We believe, a fortiori, that the decision in England is applicable to the instant case because here the plaintiff elected to litigate his claims in the state court although not required to do so. Having elected to attack the constitutionality of the Oklahoma obscenity laws in state court and having unreservedly litigated the issue there we believe that the decision in England precludes our considering the constitutional questions attemped to be raised here. Our research has disclosed only one case since England where such procedure has been allowed and there, Harris v. Younger, 281 F.Supp. 507, the decision of the Supreme Court in England v.

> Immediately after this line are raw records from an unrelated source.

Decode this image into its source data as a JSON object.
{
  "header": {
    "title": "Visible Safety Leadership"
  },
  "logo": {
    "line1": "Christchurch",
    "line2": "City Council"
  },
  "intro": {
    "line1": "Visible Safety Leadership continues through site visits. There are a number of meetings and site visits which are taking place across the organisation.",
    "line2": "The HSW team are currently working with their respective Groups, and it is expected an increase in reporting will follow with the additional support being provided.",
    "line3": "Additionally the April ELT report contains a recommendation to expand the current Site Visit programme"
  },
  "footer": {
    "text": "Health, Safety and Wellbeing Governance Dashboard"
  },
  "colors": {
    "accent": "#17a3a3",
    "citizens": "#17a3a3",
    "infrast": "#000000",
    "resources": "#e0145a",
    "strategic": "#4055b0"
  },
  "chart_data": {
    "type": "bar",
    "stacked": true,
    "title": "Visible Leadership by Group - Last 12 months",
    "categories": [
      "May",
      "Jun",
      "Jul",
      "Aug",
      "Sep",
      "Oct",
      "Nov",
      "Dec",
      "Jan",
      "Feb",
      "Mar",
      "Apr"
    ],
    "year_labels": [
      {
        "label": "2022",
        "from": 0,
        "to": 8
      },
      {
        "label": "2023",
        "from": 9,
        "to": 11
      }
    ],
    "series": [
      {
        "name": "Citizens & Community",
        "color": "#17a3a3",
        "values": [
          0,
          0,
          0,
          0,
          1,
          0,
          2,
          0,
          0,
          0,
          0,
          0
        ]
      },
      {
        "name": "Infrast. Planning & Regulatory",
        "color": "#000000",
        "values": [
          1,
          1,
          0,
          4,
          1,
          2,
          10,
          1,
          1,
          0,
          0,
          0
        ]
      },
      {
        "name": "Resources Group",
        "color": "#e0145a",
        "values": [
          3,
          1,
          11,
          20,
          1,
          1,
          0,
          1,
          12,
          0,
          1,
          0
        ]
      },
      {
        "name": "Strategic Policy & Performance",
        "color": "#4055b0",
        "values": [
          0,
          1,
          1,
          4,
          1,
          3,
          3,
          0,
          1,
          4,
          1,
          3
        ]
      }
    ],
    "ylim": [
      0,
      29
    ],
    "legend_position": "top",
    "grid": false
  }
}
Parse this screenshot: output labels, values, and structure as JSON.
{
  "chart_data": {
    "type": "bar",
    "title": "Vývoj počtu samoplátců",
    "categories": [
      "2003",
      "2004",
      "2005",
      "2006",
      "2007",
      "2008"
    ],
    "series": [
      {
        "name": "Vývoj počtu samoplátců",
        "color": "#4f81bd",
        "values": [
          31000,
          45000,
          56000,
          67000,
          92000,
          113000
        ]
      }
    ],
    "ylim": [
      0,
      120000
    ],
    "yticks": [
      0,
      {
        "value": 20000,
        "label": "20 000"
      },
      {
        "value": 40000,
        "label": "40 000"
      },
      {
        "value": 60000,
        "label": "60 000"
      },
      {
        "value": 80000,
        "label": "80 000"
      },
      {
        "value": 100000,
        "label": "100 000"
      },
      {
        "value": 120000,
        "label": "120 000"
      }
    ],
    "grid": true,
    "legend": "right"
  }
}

Medical Examiners, supra, was not cited and apparently was not considered.
While we use the word “abstention” as the basis for our non-exercise of jurisdiction this may not be entirely accurate because, as pointed out in England:
Accordingly, we have on several occasions explicitly recognized that abstention “does not, of course, involve the abdication of federal jurisdiction, but only the postponement of its exercise”. Harrison v. N.A.A.C.P., 360 U.S. 167, 79 S.Ct. 1025, 3 L.Ed.2d 1152; Louisiana P. & L. v. City of Thibodaux, 360 U.S. 25, 29, 79 S.Ct. 1070, 3 L.Ed.2d 1058.
It would be equally erroneous to say that we abdicate herein for such language would indicate that we renounce, disown or surrender what was once exclusively ours. Rather we say we decline to assume jurisdiction because the plaintiff had the initial right to choose between the state and federal court in which to urge its federal constitutional claims and having made “an election of forums” cannot thereafter switch merely because of an adverse ruling. To permit such forum swapping could indeed create fric*1197tion between the state and federal judiciaries and might cause intolerable chaos.
Accordingly, that part of the complaint herein that seeks to have invalidated the Oklahoma obscenity statutes and that part of same seeking injunctive relief is dismissed.
It might here be mentioned that at the pretrial conference the parties stipulated and agreed that defendants would stay prosecution in all of the cases filed against plaintiff and its employees pending a ruling by this court provided that plaintiff would post a ten thousand dollar ($10,000) surety bond. Plaintiff agreed to post said bond but to date has not kept its agreement. This being so the defendants are now under no restraint.
The part of the complaint which seeks damages against the defendants is retained to be dealt with later by the single judge to whom this case was originally assigned.
Counsel for defendants will prepare formal Judgment in accordance herewith.
The Clerk of this Court is hereby directed to mail a copy hereof to counsel of record.
. In I960 this Court struck down as constitutionally invalid most of the Oklahoma obscenity statutes (Holding v. Nesbitt, 259 F.Supp. 694), affirmed in part and reversed in part, 387 U.S. 94, 87 S.Ct. 1418, 18 L.Ed.2d 585. Thereafter, the Oklahoma Legislature enacted the statutes that are currently under attack and patterned same after Roth v. United States, 354 U.S. 476, 77 S.Ct. 1304, 1 L.Ed.2d 1498.
. The pretrial order directed the parties to brief the question of abstention in light of England v. Medical Examiners, 375 U.S. 411, 84 S.Ct. 461, 11 L.Ed.2d 440. Defendants briefed the question; plaintiff failed to do so.